I agree with dlbaqua, he knows what you want- maybe he is waiting for the perfect moment.

Post # 6
Member
1650 posts
Bumble bee
  • Wedding: November 2015

@purpleFL99:  So, wait. You guys are already married. I’m cool with that part and I’m cool with the reason being the Insurance, so long as you love one another. What is kind of confusing for me is why you’ve been keeping this a secret from pretty much everyone. Are you worried about being judged?

My parents got engaged Christmas day of 1984. Dad found out a few days/weeks later that he was being sent to Hawaii for business, but that he could only bring his spouse (a new company rule). So he and mom talked about it a bit, then eloped at the courthouse. They didn’t tell anyone until they got back and were incredibly relieved that their families, while a bit sad, were supportive. They still had the wedding, they just changed the wording on the invitations to let people know they were already married in a civil ceremony.

It could be that people will be hurt knowing that you got married and didn’t tell them. But it’s also possible that people will be accepting about what happened. You don’t necessarily need to tell them all the details, but you may want to consider telling people you trust and love the most that you’re already married (only if you’re both comfortable with that though).

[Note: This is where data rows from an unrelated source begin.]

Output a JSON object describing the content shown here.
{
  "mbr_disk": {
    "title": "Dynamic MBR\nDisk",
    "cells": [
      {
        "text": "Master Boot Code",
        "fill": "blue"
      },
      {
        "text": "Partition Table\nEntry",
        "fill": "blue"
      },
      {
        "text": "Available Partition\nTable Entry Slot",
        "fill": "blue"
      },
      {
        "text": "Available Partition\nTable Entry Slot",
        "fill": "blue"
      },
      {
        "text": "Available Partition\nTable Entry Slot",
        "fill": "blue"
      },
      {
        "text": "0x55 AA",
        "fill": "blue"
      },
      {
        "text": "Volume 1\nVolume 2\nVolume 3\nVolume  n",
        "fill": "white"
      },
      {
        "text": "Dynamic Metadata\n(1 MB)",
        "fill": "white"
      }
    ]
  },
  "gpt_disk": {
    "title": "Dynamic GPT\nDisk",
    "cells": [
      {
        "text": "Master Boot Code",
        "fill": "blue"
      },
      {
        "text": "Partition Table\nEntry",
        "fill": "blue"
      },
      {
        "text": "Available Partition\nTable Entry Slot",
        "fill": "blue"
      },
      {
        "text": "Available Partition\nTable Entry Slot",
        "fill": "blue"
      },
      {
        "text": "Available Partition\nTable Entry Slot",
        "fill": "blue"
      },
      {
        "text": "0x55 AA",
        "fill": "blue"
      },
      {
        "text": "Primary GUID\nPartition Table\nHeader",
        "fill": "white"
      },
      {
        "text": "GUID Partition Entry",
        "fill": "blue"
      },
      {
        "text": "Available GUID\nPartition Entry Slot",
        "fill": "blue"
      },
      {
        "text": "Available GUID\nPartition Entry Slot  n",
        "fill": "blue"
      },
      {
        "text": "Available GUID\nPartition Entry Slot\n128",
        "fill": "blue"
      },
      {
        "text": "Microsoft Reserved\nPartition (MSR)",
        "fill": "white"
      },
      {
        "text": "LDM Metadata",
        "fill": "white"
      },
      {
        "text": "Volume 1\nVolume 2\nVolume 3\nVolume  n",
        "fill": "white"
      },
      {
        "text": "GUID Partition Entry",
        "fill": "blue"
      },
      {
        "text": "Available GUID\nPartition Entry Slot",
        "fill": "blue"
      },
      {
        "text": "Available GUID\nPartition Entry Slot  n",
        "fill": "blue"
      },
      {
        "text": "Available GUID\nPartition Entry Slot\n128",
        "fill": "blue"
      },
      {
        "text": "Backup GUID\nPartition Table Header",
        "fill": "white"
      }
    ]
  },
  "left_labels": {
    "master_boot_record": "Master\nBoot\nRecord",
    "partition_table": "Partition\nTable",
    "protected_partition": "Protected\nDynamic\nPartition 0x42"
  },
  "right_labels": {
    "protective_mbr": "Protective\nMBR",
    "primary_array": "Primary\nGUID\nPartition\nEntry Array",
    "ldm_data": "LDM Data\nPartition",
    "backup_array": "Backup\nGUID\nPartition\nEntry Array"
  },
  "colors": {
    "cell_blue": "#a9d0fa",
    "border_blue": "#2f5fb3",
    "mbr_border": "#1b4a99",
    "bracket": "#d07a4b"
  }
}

I get wanting to have a more normal engagement and wedding experience. However, the important thing is that you guys are married already. I would back off from asking about it for a little bit. Maybe you could calmly bring the topic up again in a few months when things have settled down?

Post # 7
Member
227 posts
Helper bee

For months I was convinced my boyfriend returned the ring i picked out. But I was just paranoid and I think you are too when it comes to that especially if you saw the payment plan . I am the worst person to say this because I am the queen of bringing it up but I say if he says its coming in January promise yourself to shut up till February. My friends now fiance kept lying to her about dates and then bam he proposed when he least expected it.

Post # 8
Member
227 posts
Helper bee

Oh and you aren’t engaged you are married and having to hide it may be adding more stress to the situation. Maybe you should just tell people that you are actually married and then be actually married.